A Safari Ltd® Groundhog Day Groundblog
February 2nd is Groundhog Day! For over 175 years, this day has marked the celebration of a tradition in the United States and Canada in which a groundhog’s behavior is believed to predict the end of winter. According to the legend, if this very special groundhog emerges from its burrow on February 2nd and sees his shadow, there will be six more weeks of winter. If it does not see its shadow, then spring will arrive early.
|Groundhog||Groundhog (close up)|
This peculiar tradition originates from the Pennsylvania Dutch community, made up of German immigrants and their descendants. The original animal used in German lore was a badger, and similar traditions used a bear or a fox, depending on the region. After migrating to America, the groundhog became the popular choice. Today, the most well-known Groundhog Day celebration takes place in Punxatawney, Pennsylvania.
|Badger||Black Bear||Red Fox|
There, a groundhog known as Punxatawney Phil is the seasonal predictor, but he’s far from the only groundhog with that hallowed duty. In New York City, Staten Island Chuck is known as the weather-forecasting woodchuck (another name for groundhog). Canadian celebrations also occur, featuring Wiarton Willie of Ontario, and Schubenacadie Sam from Nova Scotia. The groundhog with the most accuracy in its predictions is General Beauregard Lee of Georgia in the southern United States. To date, his correct prediction rate is 94%.
Despite the popular tradition, groundhogs don’t really have any special powers that allow them to predict the coming and going of seasons. They are simply members of the squirrel family (Sciuridae), and specifically a sub group of squirrels known as marmots. The groundhog is the largest squirrel within its range, and can grow to over two feet long and weigh nearly ten pounds. In areas where predators are scarce and food is plentiful, they can weigh as much as 30 pounds!
|Gray Squirrel||Flying Squirrel|
Groundhogs spend much of their time in burrows that they dig in the ground. They use their burrows as a sort of “home base”, where they sleep and hide from danger. They also hibernate in them. Like bears, groundhogs will enter a state of extended sleep during the winter months, slowing their metabolism and heart rate to conserve energy. They will gain body weight before hibernating, storing fat that they will use as nourishment during their hibernation period.
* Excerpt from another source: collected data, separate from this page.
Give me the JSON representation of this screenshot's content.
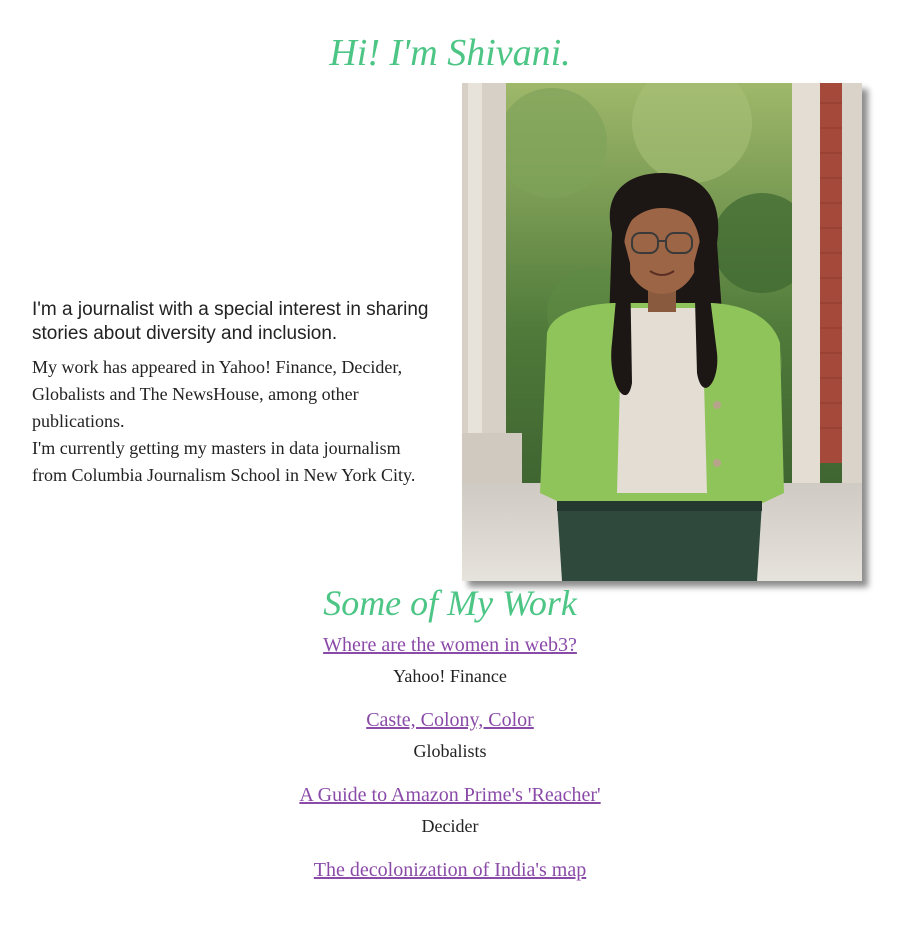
{
  "header": {
    "title": "Hi! I'm Shivani."
  },
  "intro": {
    "lead": "I'm a journalist with a special interest in sharing stories about diversity and inclusion.",
    "paragraph_1": "My work has appeared in Yahoo! Finance, Decider, Globalists and The NewsHouse, among other publications.",
    "paragraph_2": "I'm currently getting my masters in data journalism from Columbia Journalism School in New York City."
  },
  "portrait": {
    "icon": "profile-photo"
  },
  "work": {
    "title": "Some of My Work",
    "items": [
      {
        "title": "Where are the women in web3?",
        "outlet": "Yahoo! Finance"
      },
      {
        "title": "Caste, Colony, Color",
        "outlet": "Globalists"
      },
      {
        "title": "A Guide to Amazon Prime's 'Reacher'",
        "outlet": "Decider"
      },
      {
        "title": "The decolonization of India's map",
        "outlet": ""
      }
    ]
  },
  "colors": {
    "heading_green": "#4cc585",
    "link_purple": "#8a4aa8",
    "cardigan_green": "#8fc45a"
  }
}
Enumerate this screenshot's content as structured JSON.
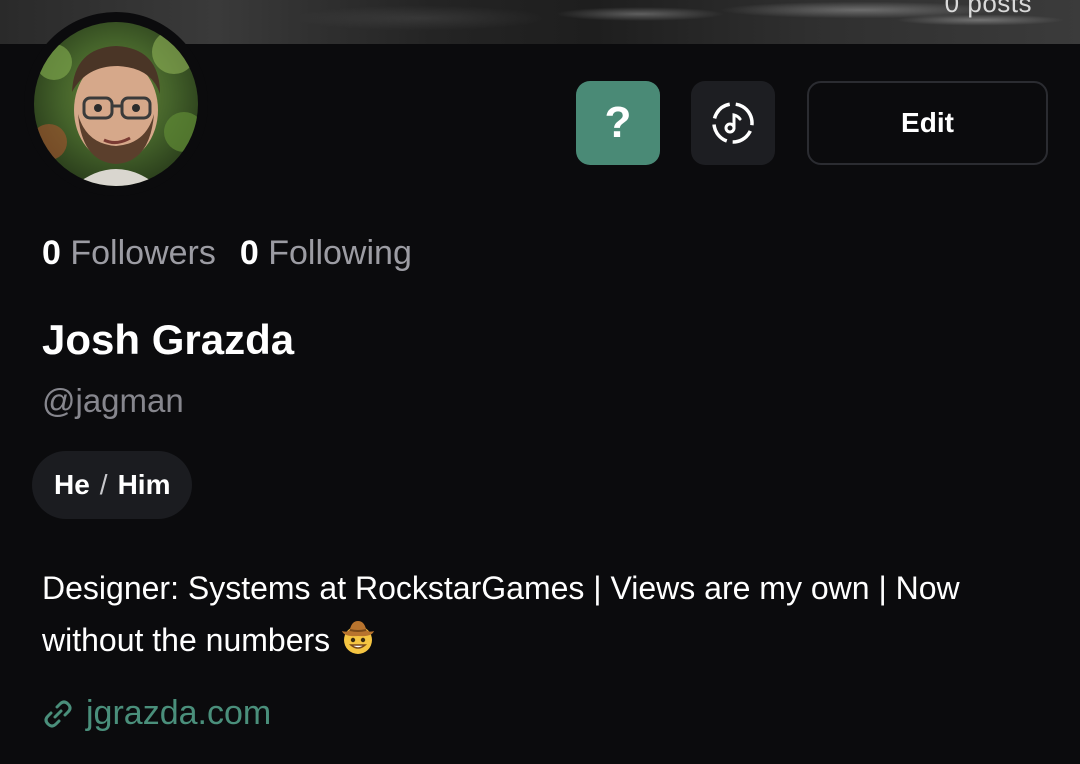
{
  "banner": {
    "posts_label": "0 posts"
  },
  "actions": {
    "help_label": "?",
    "music_icon": "music-disc-icon",
    "edit_label": "Edit"
  },
  "stats": {
    "followers_count": "0",
    "followers_label": "Followers",
    "following_count": "0",
    "following_label": "Following"
  },
  "profile": {
    "display_name": "Josh Grazda",
    "handle": "@jagman",
    "pronoun_1": "He",
    "pronoun_sep": "/",
    "pronoun_2": "Him",
    "bio": "Designer: Systems at RockstarGames | Views are my own | Now without the numbers",
    "bio_emoji": "cowboy-face-emoji",
    "website": "jgrazda.com"
  },
  "colors": {
    "background": "#0b0b0d",
    "accent": "#4a8a76",
    "link": "#4a8f7b",
    "muted_text": "#9c9ca3",
    "chip_bg": "#1b1c20"
  }
}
Though Groundhog Day is February 2nd, in the wild these ground squirrels are known to hibernate until April…and even in the case of the famous groundhogs, they have been known to sleep right through the big event.
Bernie’s Bonus Fun Fact: Groundhog Day mascots across the United States and Canada often use alliteration in their names. In addition to Punxatawney Phil, other names include Balzac Billy, Chattanooga Chuck, Dover Doug, Dunkirk Dave, Patty Pagoda, Lawrenceville Lucy, Malverne Mel and Winnipeg Wyn.